Quatermass Formula -- The structure of Kneale's Quatermass stories was popular with British audiences. A mysterious and bizarre creature is terrorizing the countryside. Only our lone take-charge expert seems to know what's going on. Hammer's X-The Unknown ('57) used it, but with a Dr. Royston in the Quatermass role. In Trollenberg, the Quatermass role is performed by Alan Brooks (Forrest Tucker), special investigator for the UN.

Monster Motivation -- Not much screen time is spent on the aliens as anything other than murderous monsters. There is, one brief scene, however, in which Professor Crevett theorizes about them. He thought that maybe they came from a dying world, in search of a new home. They pick mountain peaks because they're accustomed to lower pressures and cooler temperatures. The clouds, he mused, could be them making their own atmosphere. They appear to multiply by division, as the cloud splits and re-splits. Since they use mental suggestion to murder, they would appear to be a hostile invasion.

Zombie Tools -- The aliens animate and control the bodies of dead people to do their manual labor. Brett dies up on the mountain, but returns to kill (and decapitate) Dewhurst. He then appears in town on a mission to kill Ann. Hans rashly tries to drive out of the village, but is apparently killed by the aliens. His zombie appears at the observatory, again with the mission to kill Ann. Interestingly, in both cases, our heros are able to kill the already dead men.

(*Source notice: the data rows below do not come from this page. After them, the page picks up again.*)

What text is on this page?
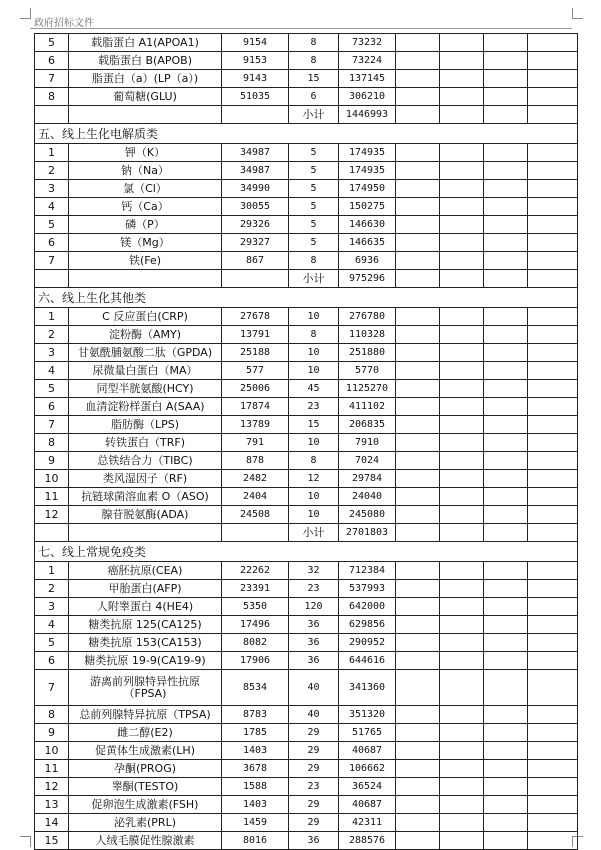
政府招标文件
5	载脂蛋白 A1(APOA1)	9154	8	73232				
6	载脂蛋白 B(APOB)	9153	8	73224				
7	脂蛋白（a）(LP（a）)	9143	15	137145				
8	葡萄糖(GLU)	51035	6	306210				
			小计	1446993				
五、线上生化电解质类								
1	钾（K）	34987	5	174935				
2	钠（Na）	34987	5	174935				
3	氯（Cl）	34990	5	174950				
4	钙（Ca）	30055	5	150275				
5	磷（P）	29326	5	146630				
6	镁（Mg）	29327	5	146635				
7	铁(Fe)	867	8	6936				
			小计	975296				
六、线上生化其他类								
1	C 反应蛋白(CRP)	27678	10	276780				
2	淀粉酶（AMY)	13791	8	110328				
3	甘氨酰脯氨酸二肽（GPDA)	25188	10	251880				
4	尿微量白蛋白（MA）	577	10	5770				
5	同型半胱氨酸(HCY)	25006	45	1125270				
6	血清淀粉样蛋白 A(SAA)	17874	23	411102				
7	脂肪酶（LPS)	13789	15	206835				
8	转铁蛋白（TRF)	791	10	7910				
9	总铁结合力（TIBC)	878	8	7024				
10	类风湿因子（RF)	2482	12	29784				
11	抗链球菌溶血素 O（ASO)	2404	10	24040				
12	腺苷脱氨酶(ADA)	24508	10	245080				
			小计	2701803				
七、线上常规免疫类								
1	癌胚抗原(CEA)	22262	32	712384				
2	甲胎蛋白(AFP)	23391	23	537993				
3	人附睾蛋白 4(HE4)	5350	120	642000				
4	糖类抗原 125(CA125)	17496	36	629856				
5	糖类抗原 153(CA153)	8082	36	290952				
6	糖类抗原 19-9(CA19-9)	17906	36	644616				
7	游离前列腺特异性抗原（FPSA)	8534	40	341360				
8	总前列腺特异抗原（TPSA)	8783	40	351320				
9	雌二醇(E2)	1785	29	51765				
10	促黄体生成激素(LH)	1403	29	40687				
11	孕酮(PROG)	3678	29	106662				
12	睾酮(TESTO)	1588	23	36524				
13	促卵泡生成激素(FSH)	1403	29	40687				
14	泌乳素(PRL)	1459	29	42311				
15	人绒毛膜促性腺激素	8016	36	288576				
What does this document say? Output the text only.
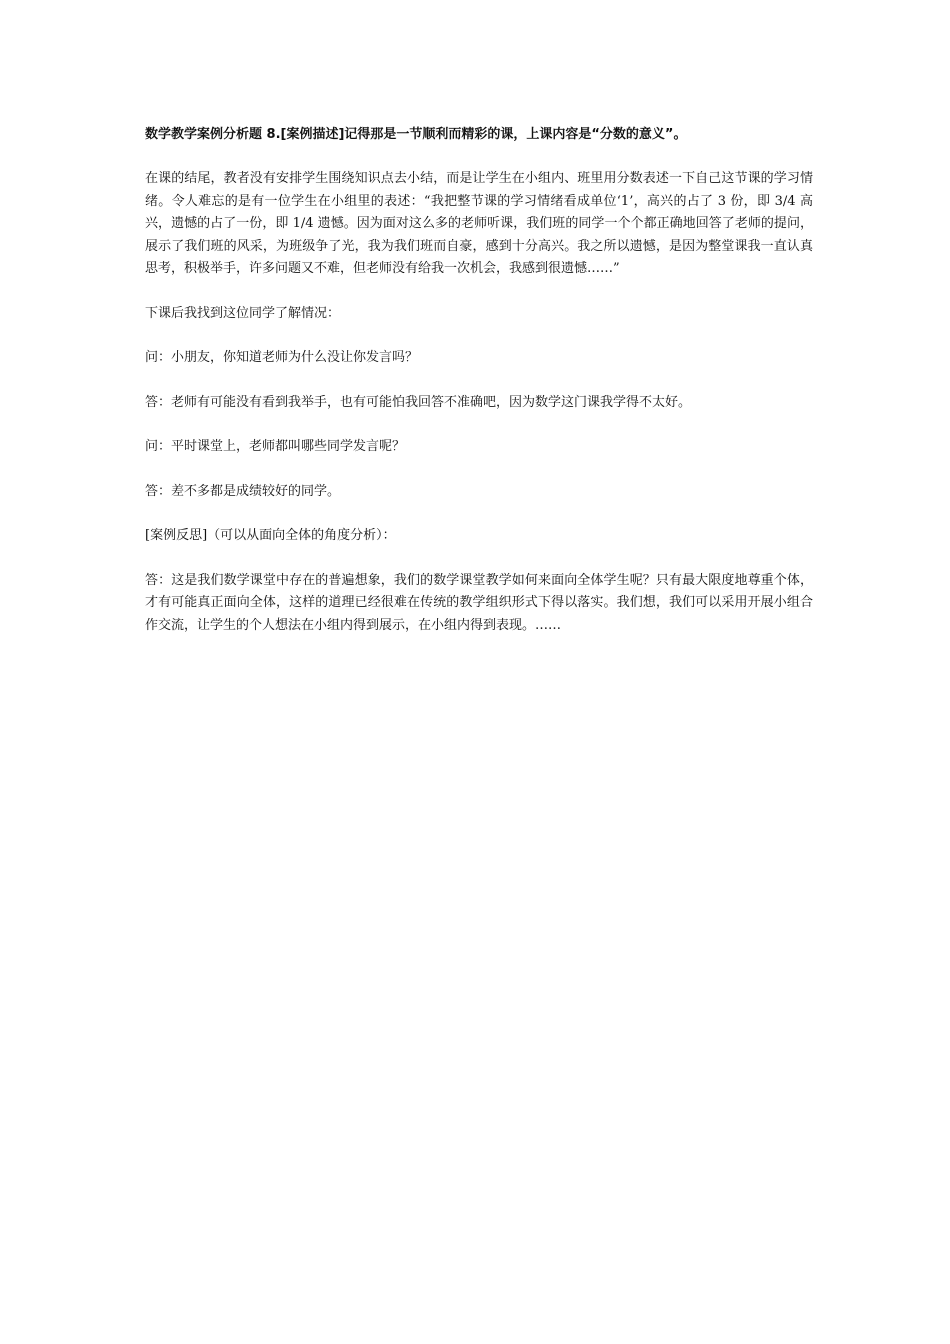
数学教学案例分析题 8.[案例描述]记得那是一节顺利而精彩的课，上课内容是“分数的意义”。
在课的结尾，教者没有安排学生围绕知识点去小结，而是让学生在小组内、班里用分数表述一下自己这节课的学习情绪。令人难忘的是有一位学生在小组里的表述：“我把整节课的学习情绪看成单位‘1’，高兴的占了 3 份，即 3/4 高兴，遗憾的占了一份，即 1/4 遗憾。因为面对这么多的老师听课，我们班的同学一个个都正确地回答了老师的提问，展示了我们班的风采，为班级争了光，我为我们班而自豪，感到十分高兴。我之所以遗憾，是因为整堂课我一直认真思考，积极举手，许多问题又不难，但老师没有给我一次机会，我感到很遗憾……”
下课后我找到这位同学了解情况：
问：小朋友，你知道老师为什么没让你发言吗？
答：老师有可能没有看到我举手，也有可能怕我回答不准确吧，因为数学这门课我学得不太好。
问：平时课堂上，老师都叫哪些同学发言呢？
答：差不多都是成绩较好的同学。
[案例反思]（可以从面向全体的角度分析）：
答：这是我们数学课堂中存在的普遍想象，我们的数学课堂教学如何来面向全体学生呢？只有最大限度地尊重个体，才有可能真正面向全体，这样的道理已经很难在传统的教学组织形式下得以落实。我们想，我们可以采用开展小组合作交流，让学生的个人想法在小组内得到展示，在小组内得到表现。……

Geo-Trivia -- There IS a quaint little village named Trollenberg, but it's not in the Alps. It's due north of Zurich, in the German state of Baden W├╝rttemberg. It is in the Black Forest, but there are no alpine mountains nearby.

Bottom line? Don't let the MST3K spoof throw you off. View the original and cut the producers some slack on the monsters. It's a B movie. Get over it. Trollenberg is actually a pretty good B movie.


Mike Scott said...

The original TV version of "The Trollenberg Terror" was shown on Saturday Serial (six 30 min. episodes 12/15/56 to 01/19/57), on Britain's ITV Network. It is uncertain if there is any surviving record of the live broadcast. It doesn't seem likely, though.

Michael Anthony - Petitjean
Raf dela Torre - Prof. Crevet
Sarah Lawson - Sarah Pilgrim
Laurence Payne - Philip Truscott
Frederick Schrecker - Dr. Spielmann
Stuart Saunders - Dr. Dewhurst
Rosemary Miller - Ann Pilgrim

Producer, Director - Quentin Lawrence
Teleplay by Peter Key (pseudonym of George Kerr, Jack Cross, and Giles Cooper)

Unknown said...

Howdy Movie Fans,

When I saw this as a kid it scared me silly.

First off:

Good plot line, even with the obvious holes.

Fine acting - Forrest Tucker is always good, better in this than the "Cosmic Monsters."

Very few slow spots.

Jennifer Jayne and Janet Munro - lovelies.

The monsters, please give them a break.
Some scenes, head in the backpack and so on, that were pretty gory for the time period.

I don't know how many times I have seen it but will watch it again.

See you at the movies,


I will be the balding guy several rows back from the screen.

Don't forget to keep the electric motors for the aerial tram cars warm.